From an interview with Al Gore regarding global warming:

Q: There's a lot of debate right now over the best way to communicate about global warming and get people motivated. Do you scare people or give them hope? What's the right mix?

Gore: I think the answer to that depends on where your audience's head is. In the United States of America, unfortunately we still live in a bubble of unreality. And the Category 5 denial is an enormous obstacle to any discussion of solutions. Nobody is interested in solutions if they don't think there's a problem. Given that starting point, I believe it is appropriate to have an over-representation of factual presentations on how dangerous it is, as a predicate for opening up the audience to listen to what the solutions are, and how hopeful it is that we are going to solve this crisis.

So Gore admits that he has overhyped the danger from global warming, thus "playing on our fears" in the same way he and other Bush critics claim he did.

4 Comments:

At 12:28 PM, Courtney said...

That's not what he is saying at all. He's saying you have to make the appropriate presentation for the audience, and many people in the US won't pay attention to a crisis in the future, only a crisis in the now. Then they run around screaming, "Why didn't someone tell me?" So the future crisis must be presented in a way that clearly demonstrates that making changes now is the only way to avert it. Didn't you learn about "present value" in business school?

 
At 11:04 AM, Ben said...

You could give the exact same defense for just about any prediction you make on any subject. We have to go to war in Iraq, if we don't and Saddam does bad stuff, people will run around screaming, "Why didn't someone stop him, they knew he was bad?" I fail to see how it justifies "an over-representation" of the facts.

 
At 1:05 PM, Ben said...

"Even The New York Times bridles at this. After Gore won the Academy Award for his film on climate change*, the Times printed an article in which respected scientists—not Republicans, not on oil company payrolls—charged that Gore has vastly exaggerated the likelihood of catastrophic effects.

"When you read the fine print of even the scientific reports that Gore likes to cite, you find the same thing.
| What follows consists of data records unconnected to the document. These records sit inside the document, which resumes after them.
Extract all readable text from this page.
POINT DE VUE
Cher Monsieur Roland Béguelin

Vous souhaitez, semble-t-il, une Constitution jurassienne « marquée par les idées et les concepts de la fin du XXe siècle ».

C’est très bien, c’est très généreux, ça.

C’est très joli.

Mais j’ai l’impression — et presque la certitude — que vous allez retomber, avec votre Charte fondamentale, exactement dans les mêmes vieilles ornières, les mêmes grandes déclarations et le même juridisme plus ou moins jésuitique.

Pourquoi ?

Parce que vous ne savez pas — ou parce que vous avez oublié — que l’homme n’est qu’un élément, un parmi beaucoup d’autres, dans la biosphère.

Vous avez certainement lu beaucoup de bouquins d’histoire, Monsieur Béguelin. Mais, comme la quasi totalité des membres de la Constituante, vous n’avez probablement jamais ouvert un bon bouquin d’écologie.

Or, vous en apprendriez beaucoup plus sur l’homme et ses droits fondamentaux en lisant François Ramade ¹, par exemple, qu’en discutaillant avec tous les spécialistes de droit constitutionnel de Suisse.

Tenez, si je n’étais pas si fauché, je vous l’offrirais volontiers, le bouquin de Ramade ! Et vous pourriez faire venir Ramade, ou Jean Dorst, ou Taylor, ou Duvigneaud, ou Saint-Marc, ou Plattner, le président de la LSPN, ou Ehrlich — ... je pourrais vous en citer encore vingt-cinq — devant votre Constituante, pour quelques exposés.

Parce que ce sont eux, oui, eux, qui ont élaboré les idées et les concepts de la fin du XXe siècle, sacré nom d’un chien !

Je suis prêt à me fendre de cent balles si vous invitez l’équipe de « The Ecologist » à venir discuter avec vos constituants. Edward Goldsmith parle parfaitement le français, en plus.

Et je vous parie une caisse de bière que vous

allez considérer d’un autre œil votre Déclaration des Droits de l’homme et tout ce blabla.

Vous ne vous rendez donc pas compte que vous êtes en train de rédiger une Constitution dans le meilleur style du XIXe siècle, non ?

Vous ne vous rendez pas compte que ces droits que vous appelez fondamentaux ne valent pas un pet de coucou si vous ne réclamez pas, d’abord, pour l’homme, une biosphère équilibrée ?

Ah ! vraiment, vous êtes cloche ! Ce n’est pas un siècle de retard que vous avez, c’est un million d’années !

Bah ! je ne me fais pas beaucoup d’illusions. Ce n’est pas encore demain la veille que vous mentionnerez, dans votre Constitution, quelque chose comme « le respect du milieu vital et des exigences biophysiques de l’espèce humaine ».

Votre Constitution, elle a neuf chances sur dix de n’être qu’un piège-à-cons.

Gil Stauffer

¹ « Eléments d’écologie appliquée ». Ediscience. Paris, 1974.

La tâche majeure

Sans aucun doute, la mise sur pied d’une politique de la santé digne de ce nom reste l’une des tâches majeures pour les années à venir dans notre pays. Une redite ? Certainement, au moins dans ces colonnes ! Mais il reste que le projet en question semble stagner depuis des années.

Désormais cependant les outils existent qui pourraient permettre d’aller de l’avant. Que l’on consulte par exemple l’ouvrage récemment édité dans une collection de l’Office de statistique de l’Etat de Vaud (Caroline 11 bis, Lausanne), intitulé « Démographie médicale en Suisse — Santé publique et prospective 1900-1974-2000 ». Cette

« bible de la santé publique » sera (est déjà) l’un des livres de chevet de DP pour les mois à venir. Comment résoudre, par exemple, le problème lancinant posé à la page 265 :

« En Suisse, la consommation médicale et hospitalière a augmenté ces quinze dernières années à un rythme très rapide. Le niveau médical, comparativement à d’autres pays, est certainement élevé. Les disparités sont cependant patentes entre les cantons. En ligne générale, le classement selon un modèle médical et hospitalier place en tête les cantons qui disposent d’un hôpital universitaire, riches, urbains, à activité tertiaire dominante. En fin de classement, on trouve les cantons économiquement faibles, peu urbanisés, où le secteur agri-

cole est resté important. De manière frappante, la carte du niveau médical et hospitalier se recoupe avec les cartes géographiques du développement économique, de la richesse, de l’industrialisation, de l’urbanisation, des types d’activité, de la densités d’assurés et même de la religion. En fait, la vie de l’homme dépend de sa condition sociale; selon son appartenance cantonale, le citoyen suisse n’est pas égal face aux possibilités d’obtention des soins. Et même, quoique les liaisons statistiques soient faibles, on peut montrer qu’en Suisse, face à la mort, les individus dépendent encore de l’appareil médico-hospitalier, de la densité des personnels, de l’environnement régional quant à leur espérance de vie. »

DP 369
Gore foresees a 20-foot rise in sea level—240 inches. The IPCC panel report foresees a maximum of 23 inches. Gore says that “our civilization has never experienced any environmental shift remotely similar to this.” Geologist Don Easterbrook says there have been shifts up to “20 times greater than the warming in the past century.”

I haven't exactly verified the above, but, if true, there's no legit excuse for Gore saying the seas would rise 20' when scientists are all saying 2'. That's not present value, Courtney, that's Gore lying by PREYING ON OUR FEARS.

And none of it explains why the icecaps on Mars are melting. I doubt it's man made global warming.

 
At 1:14 PM, Ben said...

Sorry, turns out Gore is talking 20' in two centuries if the current rate of global warming continues. And the next part Gore is referring to our civilization, a much shorter time span the entirety of our planet's history against which it is much more appropriate to judge climate change.